Paredes represented Bolivia at the sixth congress of the Panamerican Medical Women's Alliance in Miami (1958), at the World Health Congress in Little Rock, Arkansas (1958), at the Seminar on the Participation of Women in Public Life in Bogotá (1959), in the meetings of the Organization for Works of Orientation and Protection of Young People in Lima (1959), Buenos Aires (1960), and Rome (1964). She was also part of the 75th anniversary of the International Council of Women in Washington (1963). she was also invited to the Philippines (1979) and Thailand (1981) to present the thesis "Integration of the Peasant Woman".

At the national level, Paredes was part of the Consultative Council of the Honorable City Hall during the administration of mayor Armando Escobar (1975), was elected councilor for La Paz, and was president of the Honorable City Council of La Paz (1986–1987). She was also awarded the Gold Medal granted by the Bolivian Association of Economists "for her noble and well-deserved work in favor of the institution" (1989) and the Prócer Pedro Domingo Murillo Gold Medal in the Palmas de Oro level for her work as president of the Municipal Council (1985–1986).

As a journalist, Paredes taught folklore and culture classes in various cities in the United States. She contributed to journals in Bolivia, Panama, Mexico, Spain, Peru, and Argentina. She worked as a correspondent for La Patria in the city of Oruro and founded the women's magazine Superación. She was the president of Nuestra Revista, a publication which disseminated women's aspirations and called for respect for women's rights.

About Paredes, the professor José María Gutierrez said:

Mrs. Elssa Paredes de Salazar followed courses of Law and Dentistry at the University of La Paz, managing to crown her brilliant studies with the university degree of Surgeon-dentist in National Provision. She studied Political and Social Sciences only to expand her vast culture without being seduced by the hard work of the professional, taking advantage of his intellectual skills at the service of society to vigorously promote institutions of social assistance and dissemination of women's culture, work in which she has undoubtedly achieved full success. However, Dr. Paredes de Salazar has taken special care not only to analyze issues related to the family and society, but has studied historical and legal problems of undeniable importance, demonstrating their capacity and illustration.

==Personal life==
On 14 March 1943, Elssa Paredes married the United Nations diplomat Hugo Salazar Salmón. Thereafter, she adopted her husband's surname and was renamed Elssa Paredes de Salazar. The couple had four children: Fernando, Jenny, Havier, and Roxana.

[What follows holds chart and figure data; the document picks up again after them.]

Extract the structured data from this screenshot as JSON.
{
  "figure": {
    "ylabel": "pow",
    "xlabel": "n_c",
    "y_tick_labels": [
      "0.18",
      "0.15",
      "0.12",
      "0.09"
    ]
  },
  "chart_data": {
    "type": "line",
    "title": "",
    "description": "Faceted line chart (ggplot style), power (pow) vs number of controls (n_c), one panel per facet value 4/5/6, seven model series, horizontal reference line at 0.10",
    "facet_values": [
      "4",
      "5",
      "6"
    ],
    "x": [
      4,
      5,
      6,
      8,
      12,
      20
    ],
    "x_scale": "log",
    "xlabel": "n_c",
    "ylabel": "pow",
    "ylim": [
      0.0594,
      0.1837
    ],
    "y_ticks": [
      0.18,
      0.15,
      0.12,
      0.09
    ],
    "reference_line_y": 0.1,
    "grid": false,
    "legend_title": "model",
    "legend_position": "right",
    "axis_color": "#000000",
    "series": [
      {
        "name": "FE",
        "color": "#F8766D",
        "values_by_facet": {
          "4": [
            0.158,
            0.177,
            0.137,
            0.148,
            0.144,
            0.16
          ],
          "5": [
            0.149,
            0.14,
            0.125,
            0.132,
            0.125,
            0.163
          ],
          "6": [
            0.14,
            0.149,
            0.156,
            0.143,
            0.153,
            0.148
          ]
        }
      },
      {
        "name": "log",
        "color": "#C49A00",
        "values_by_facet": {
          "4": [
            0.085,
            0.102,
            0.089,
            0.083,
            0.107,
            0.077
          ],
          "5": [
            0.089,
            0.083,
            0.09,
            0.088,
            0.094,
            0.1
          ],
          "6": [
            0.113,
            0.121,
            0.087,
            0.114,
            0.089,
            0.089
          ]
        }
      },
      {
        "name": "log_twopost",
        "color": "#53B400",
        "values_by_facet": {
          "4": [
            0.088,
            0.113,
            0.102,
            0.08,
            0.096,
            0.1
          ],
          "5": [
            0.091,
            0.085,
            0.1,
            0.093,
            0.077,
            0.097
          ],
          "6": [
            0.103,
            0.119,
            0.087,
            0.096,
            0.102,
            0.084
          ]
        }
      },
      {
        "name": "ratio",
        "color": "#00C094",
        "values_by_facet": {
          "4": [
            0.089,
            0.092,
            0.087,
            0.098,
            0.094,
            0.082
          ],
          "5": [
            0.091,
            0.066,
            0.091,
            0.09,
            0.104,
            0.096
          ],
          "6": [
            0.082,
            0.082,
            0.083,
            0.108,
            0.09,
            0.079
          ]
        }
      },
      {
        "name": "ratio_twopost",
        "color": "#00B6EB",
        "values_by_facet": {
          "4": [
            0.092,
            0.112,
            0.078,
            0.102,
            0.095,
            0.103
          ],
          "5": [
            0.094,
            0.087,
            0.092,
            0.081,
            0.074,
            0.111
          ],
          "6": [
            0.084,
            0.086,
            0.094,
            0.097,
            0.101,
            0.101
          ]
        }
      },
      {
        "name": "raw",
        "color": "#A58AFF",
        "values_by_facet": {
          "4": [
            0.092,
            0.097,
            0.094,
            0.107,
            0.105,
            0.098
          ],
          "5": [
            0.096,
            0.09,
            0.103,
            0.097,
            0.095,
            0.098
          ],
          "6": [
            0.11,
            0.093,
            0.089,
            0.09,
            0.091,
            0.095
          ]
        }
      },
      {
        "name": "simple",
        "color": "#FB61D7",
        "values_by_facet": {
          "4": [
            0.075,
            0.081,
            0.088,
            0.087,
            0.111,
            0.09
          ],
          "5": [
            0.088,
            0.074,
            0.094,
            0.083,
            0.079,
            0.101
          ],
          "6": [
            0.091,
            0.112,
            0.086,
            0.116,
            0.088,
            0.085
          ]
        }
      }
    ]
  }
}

The latter now runs the Elssa Paredes de Salazar Museum, displaying dolls with typical costumes from Bolivia and the world.

==Works==
- Presencia de nuestro pueblo
- Diccionario biográfico de la mujer boliviana (1965)
- La mujer y su época (1972)
- Malinche (1998)

==Elssa Paredes de Salazar Museum of Dolls==
Elssa's penchant for dolls began when she was eight years old. At that time, her mother gave her two dolls: one made by hand, dressed in traditional attire of the Altiplano, and another of European manufacture, made of porcelain. Elssa collected dolls from that moment until the end of her life. Her passion led her to collect more than 800 dolls, although she did not acquire all of them; some were given to her, especially by friends and her husband, who was a diplomat and was constantly traveling. She also created several of them with her own hands and even made them clothes. Currently, her collection is exhibited in the museum in La Paz that bears her name.